The expand module is the first analysis step in the metaQuantome analysis workflow, and can be run to analyze differently expressed Taxa in the samples. In taxonomy mode, the following information is required apart from metaQuantome databases and samples file: a tab-separated taxonomy annotation file, with a peptide column and a taxonomy annotation column. The taxonomic annotations should be the lowest common ancestor (LCA) for each peptide, preferably given as NCBI taxonomy IDs.

The name of the peptide column in the taxonomic annotation file (peptide)
The name of the taxonomy annotation column in the taxonomy annotation file (taxon_id)
The name of the peptide column in the Intensity file (peptide)

Hands On: Run metaQuantome expand

metaQuantome: expand ( Galaxy version 2.0.0-0) with the following parameters:

param-file “Database Archive File”: metaQuantome databases (output of metaQuantome: database tool)

param-file “Samples file”: metaQuantome: create samples_file (output of metaQuantome: create samples file tool)

“Mode”: Taxonomic analysis

param-file “Taxonomy file”: Taxonomy File (Input dataset)

“Taxonomy file: peptide column name”: peptide

“Taxonomy column name”: taxon_id

param-file “Intensity file”: Intensity File (Input dataset)

“Intensity file: peptide column name”: peptide

Rename galaxy-pencil the output file to metaQuantome expand.

Comment

The structure of the output file depends on the analysis mode and the experimental design, but the columns generally look like this, with one row for each term:

term id info about term. (one or more columns) mean term intensity (by sample group) term intensity (by sample) number of unique peptides (by sample) number of sample children in each sample

term1 name, rank, etc. note that this is the log2 of the mean intensity this is the log2 of term intensity in each sample.
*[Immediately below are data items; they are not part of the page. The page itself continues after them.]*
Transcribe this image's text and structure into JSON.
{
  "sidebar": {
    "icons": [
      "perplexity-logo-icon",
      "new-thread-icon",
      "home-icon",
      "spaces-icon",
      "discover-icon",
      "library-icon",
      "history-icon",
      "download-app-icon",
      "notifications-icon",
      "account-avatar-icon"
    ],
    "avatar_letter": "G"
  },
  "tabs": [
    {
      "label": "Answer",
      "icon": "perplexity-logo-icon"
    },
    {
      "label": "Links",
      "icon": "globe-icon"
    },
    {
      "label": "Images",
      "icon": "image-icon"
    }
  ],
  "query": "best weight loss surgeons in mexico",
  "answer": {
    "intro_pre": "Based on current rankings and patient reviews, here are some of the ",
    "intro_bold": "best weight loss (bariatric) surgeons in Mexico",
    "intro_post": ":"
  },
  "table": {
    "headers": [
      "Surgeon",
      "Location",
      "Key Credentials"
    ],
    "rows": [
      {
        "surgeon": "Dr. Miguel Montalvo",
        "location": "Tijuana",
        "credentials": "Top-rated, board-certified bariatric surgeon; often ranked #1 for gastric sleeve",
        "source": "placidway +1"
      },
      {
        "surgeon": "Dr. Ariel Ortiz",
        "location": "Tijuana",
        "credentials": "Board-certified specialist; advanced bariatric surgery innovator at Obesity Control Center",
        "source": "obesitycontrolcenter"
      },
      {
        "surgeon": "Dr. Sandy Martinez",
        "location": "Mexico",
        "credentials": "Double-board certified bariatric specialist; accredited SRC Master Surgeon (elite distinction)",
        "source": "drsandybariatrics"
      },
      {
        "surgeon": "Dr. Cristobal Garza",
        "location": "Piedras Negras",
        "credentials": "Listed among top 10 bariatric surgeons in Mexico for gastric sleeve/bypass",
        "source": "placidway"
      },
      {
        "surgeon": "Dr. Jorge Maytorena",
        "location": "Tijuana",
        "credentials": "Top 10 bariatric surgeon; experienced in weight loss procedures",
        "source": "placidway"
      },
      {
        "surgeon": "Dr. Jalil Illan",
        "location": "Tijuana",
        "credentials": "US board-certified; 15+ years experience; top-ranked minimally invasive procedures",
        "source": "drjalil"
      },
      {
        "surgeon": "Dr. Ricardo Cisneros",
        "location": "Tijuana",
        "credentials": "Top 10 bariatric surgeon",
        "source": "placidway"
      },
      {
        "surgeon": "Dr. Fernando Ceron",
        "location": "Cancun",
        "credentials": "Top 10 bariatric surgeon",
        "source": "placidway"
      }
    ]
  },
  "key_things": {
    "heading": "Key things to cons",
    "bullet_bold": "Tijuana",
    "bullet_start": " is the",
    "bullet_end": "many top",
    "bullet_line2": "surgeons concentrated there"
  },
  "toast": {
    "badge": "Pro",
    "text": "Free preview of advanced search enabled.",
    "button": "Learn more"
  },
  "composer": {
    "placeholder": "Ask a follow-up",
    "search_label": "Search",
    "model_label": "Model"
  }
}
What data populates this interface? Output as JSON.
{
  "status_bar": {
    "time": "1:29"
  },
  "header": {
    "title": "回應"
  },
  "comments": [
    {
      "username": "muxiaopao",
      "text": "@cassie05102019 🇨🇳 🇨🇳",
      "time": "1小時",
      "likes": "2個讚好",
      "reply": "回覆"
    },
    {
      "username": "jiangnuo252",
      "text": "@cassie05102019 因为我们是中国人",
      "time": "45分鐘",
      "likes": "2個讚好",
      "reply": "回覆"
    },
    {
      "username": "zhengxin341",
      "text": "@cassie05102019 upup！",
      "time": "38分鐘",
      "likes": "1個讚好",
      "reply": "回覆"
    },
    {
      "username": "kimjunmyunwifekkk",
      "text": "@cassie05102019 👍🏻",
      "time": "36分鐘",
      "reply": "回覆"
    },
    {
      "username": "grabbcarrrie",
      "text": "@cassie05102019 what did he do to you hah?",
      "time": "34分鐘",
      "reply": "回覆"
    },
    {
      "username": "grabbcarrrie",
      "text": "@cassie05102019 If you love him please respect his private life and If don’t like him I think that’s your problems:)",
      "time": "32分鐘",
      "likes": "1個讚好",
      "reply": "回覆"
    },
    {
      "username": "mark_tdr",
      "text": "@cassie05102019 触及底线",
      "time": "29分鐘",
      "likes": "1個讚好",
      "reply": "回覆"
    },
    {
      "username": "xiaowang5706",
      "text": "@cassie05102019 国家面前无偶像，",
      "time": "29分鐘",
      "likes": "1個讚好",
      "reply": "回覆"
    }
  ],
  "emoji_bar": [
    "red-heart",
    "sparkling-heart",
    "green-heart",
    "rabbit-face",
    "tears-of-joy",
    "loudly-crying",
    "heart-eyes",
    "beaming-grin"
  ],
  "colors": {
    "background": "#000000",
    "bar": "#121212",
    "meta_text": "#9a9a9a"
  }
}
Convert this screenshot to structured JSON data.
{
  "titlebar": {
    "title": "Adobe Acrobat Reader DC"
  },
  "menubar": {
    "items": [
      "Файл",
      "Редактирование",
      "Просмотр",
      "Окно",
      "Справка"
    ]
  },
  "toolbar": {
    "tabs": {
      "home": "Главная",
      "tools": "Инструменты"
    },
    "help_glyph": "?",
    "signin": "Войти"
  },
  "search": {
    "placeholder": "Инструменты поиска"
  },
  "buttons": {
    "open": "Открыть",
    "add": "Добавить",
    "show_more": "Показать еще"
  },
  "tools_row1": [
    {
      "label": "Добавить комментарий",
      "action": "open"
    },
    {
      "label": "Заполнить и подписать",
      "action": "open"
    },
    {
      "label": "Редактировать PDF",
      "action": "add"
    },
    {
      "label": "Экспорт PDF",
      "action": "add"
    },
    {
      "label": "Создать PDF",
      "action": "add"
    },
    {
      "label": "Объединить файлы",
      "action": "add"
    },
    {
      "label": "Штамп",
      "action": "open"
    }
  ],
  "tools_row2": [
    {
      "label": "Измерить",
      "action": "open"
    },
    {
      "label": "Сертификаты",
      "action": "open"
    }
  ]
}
Missing data is coded as NA. integer. 0 is coded as NA integer. 0 is coded as NA

term id	info about term. (one or more columns)	mean term intensity (by sample group)	term intensity (by sample)	number of unique peptides (by sample)	number of sample children in each sample
term1	name, rank, etc.	note that this is the log2 of the mean intensity	this is the log2 of term intensity in each sample. Missing data is coded as NA.	integer. 0 is coded as NA	integer. 0 is coded as NA

metaQuantome: filter

The filter module is the second step in the metaQuantome workflow. The filter module filters the expanded terms to those that are representative of the data according to the sample parameters the user has specified.

Hands On: Filtering the expanded data

metaQuantome: filter ( Galaxy version 2.0.0-0) with the following parameters:

“Mode”: Taxonomic analysis

param-file “Samples file”: metaQuantome:create samples_file (output of metaQuantome: create samples file tool)

param-file “metaquantome expand file”: metaQuantome:expand (output of metaQuantome: expand tool)

“min_peptides”: 1

“min_pep_nsamp”: 1

“min_children_non_leaf”: 2

“min_child_nsamp”: 1

“qthreshold”: 2

Rename galaxy-pencil the output file to metaQuantome:Filter.

Comment

To learn more about the filter module please read the metaQuantome paper published by Galaxy-P Easterly et al. 2019.

Question

Can we change the filter parameters?

The parameters can be changed according to the experimental design or depending on the data.

metaQuantome: stat

Hands On: Statistical analysis of the filtered data on multiple conditions.

metaQuantome: stat ( Galaxy version 2.0.0-0) with the following parameters:

param-file “Samples file”: metaQuantome:create samples_file (output of metaQuantome: create samples file tool)

param-file “metaquantome expanded or filtered file”: metaQuantome:Filter (output of metaQuantome: filter tool)

“Mode”: Taxonomic analysis

“Name of the control sample group of control (used as denominator for fold change evaluation).”: T2

“Statistical test to perform”: standard t-test (parametric)

“Perform paired tests”: Yes

Rename galaxy-pencil the output file to metaQuantome:stat.

Comment

In this tutorial, we have used the sample T2 as the control group for fold change evaluation. The users have the ability to choose their own control sample group. The initial version of the metaQuantome stat module could only process 2 conditions at a time. However, the new update of metaQuantome has the ability to perform statistical analysis across multiple conditions.

Visualize your Data

The outputs of the visualization module of metaQuantome are high-quality, publication-ready visualizations: barplots for the analysis of a single sample or experimental condition and differential abundance analysis, volcano plots, heatmaps, and principal components analysis for comparisons between two or more experimental conditions. Here were are showing 2 visualizations: Barplot and Volcano Plot. The Heatmap and PCA plot for multiple conditions are under development. There are two outputs of the visualization tool : an HTML file (figure) and a tabular output containing the plot data.

metaQuantome: visualize

Hands On: Bar chart visualization of Taxonomy in T2 sample.

metaQuantome: visualize ( Galaxy version 2.0.0-0) with the following parameters:

param-file “Tabular file from metaQuantome stats or metaQuantome filter”: metaQuantome:stat (output of metaQuantome: stat tool)

param-file “Samples file”: metaQuantome:create samples_file (output of metaQuantome: create samples file tool)

“Mode”: Taxonomic analysis

“Plot type”: Bar Chart (bar)

“Taxonomic rank to restrict to in the plot”: genus

“Mean intensity column name”: T2_mean

Comment

The user has a choice to run Bar plot for T2, T4 and T7 to know the top 5 or 10 most differently expressed taxonomy.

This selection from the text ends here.